Das Album zeichnet sich auch sehr durch seine distinktiven Sounds aus, besonders fällt mir das bei der Gitarre und der Trompete auf. Wieviel Input kommt dabei von dir an die einzelnen Instrumentalisten? Hast du da ganz konkrete klangliche Vorstellungen oder bestimmte Effektgeräte bereits vorab im Kopf?
In dem Fall hab ich mich, noch bevor ich zu komponieren begann, mit Markus [Schneider, Gitarre] und Thomas [Liesinger, Trompete] getroffen und mir vorspielen lassen, was sie mit ihren Effekt-Geräten so alles machen können. Das nahm ich auch auf und im Laufe des Kompositionsprozesses hab ich schon bei gewissen Parts genaue Vorgaben gemacht, also welche Effekte bzw. Sounds ich mir dabei vorgestellt habe. Das habe ich dann auch so in die Partituren geschrieben. Natürlich waren zum Teil freie Passagen dabei, bei denen sich die Musiker – auch klanglich – selbst eingebracht haben. Aber prinzipiell gab’s für alle Stimmen eine Partitur.
Schaut man sich die Bands und Projekte an, bei denen du beteiligt bist, erkennt man ziemlich schnell eine relativ große musikalische Bandbreite. Ist dir das ein persönliches Anliegen, dass du da so breitgefächert aufgestellt bist oder hat sich das eher von selbst ergeben?
Eigentlich trifft beides zu. Einerseits interessieren mich viele verschiedene Sachen, andererseits haben sich natürlich einige Projekte einfach ergeben. Es gab aber durchaus auch Anfragen, die ich abgelehnt habe. Prinzipiell sage ich schon gerne zu, solange mir ein Aspekt der Musik gefällt. Aber wenn mich beispielsweise wer für ein Metal-Album anfragt, ist klar, dass sich das spieltechnisch nicht ausgeht.

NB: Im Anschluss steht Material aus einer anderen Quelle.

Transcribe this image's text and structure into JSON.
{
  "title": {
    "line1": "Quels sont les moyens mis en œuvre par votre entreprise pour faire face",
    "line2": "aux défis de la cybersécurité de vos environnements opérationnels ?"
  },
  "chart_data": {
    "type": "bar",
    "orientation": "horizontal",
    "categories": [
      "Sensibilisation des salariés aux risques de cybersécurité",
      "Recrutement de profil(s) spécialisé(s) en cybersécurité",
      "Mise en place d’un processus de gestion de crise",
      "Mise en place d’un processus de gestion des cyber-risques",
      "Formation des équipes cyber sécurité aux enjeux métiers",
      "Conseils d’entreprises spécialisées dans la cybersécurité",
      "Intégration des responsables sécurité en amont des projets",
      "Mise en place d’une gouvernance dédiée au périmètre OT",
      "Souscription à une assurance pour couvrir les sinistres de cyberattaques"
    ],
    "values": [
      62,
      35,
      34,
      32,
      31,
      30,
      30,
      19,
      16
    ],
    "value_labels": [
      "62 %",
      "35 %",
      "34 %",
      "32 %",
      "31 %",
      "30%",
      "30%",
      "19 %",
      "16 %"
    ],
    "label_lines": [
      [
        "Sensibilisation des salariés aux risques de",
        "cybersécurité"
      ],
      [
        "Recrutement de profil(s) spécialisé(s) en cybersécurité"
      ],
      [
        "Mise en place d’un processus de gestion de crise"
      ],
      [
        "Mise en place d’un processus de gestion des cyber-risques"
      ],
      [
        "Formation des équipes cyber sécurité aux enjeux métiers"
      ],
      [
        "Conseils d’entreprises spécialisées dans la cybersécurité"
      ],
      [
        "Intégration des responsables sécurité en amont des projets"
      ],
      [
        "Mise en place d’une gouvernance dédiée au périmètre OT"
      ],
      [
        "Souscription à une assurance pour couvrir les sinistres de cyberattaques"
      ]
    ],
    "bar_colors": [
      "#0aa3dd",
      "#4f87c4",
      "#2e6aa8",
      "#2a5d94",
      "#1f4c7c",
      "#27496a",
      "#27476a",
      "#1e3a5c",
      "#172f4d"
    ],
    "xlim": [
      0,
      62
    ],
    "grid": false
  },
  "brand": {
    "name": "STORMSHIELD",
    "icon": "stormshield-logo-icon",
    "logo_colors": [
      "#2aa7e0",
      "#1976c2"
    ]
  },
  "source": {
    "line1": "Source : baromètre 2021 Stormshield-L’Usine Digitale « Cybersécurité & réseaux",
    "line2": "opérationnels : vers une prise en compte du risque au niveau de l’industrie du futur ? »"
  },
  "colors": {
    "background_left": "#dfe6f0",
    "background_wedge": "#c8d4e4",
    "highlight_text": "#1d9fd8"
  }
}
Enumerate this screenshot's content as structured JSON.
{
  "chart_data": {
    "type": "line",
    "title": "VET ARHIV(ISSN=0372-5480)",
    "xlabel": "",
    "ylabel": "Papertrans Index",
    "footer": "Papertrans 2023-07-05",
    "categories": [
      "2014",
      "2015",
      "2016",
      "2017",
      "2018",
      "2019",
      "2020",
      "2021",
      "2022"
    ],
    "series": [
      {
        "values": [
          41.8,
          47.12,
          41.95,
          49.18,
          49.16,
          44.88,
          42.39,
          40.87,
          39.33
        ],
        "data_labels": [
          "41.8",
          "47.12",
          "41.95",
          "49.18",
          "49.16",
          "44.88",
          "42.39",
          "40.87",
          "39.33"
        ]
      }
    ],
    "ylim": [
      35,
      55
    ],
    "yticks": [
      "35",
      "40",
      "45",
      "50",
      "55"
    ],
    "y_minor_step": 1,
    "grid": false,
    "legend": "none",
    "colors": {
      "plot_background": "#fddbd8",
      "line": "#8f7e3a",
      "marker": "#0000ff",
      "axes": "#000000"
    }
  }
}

Gibt es irgendein Genre, in dem du dich am wohlsten fühlst bzw. wo du am meisten Spaß hast, darin zu spielen?
Ich find das ist ziemlich schwierig zu beantworten. Es gibt ja in jedem Genre wiederum unterschiedliche Ausformungen. Mir macht natürlich Jazz Spaß, aber eben auch nicht jede Art von Jazz. Genauso finde ich Rock- oder Pop-Groove-Sachen super, aber auch da kommt es darauf an, wie es interpretiert wird. Das hängt für mich immer von sehr vielen verschiedenen Faktoren ab, zum Beispiel wie sehr man sich selbst in die Musik einbringen kann und ob einen das persönlich anspricht. Auch das soziale Umfeld innerhalb einer Band ist wichtig und natürlich spielen ebenso ökonomische Überlegungen immer eine gewisse Rolle.
Hast du – gerade was diese stilistische Vielfalt betrifft – irgendwelche musikalischen Vorbilder?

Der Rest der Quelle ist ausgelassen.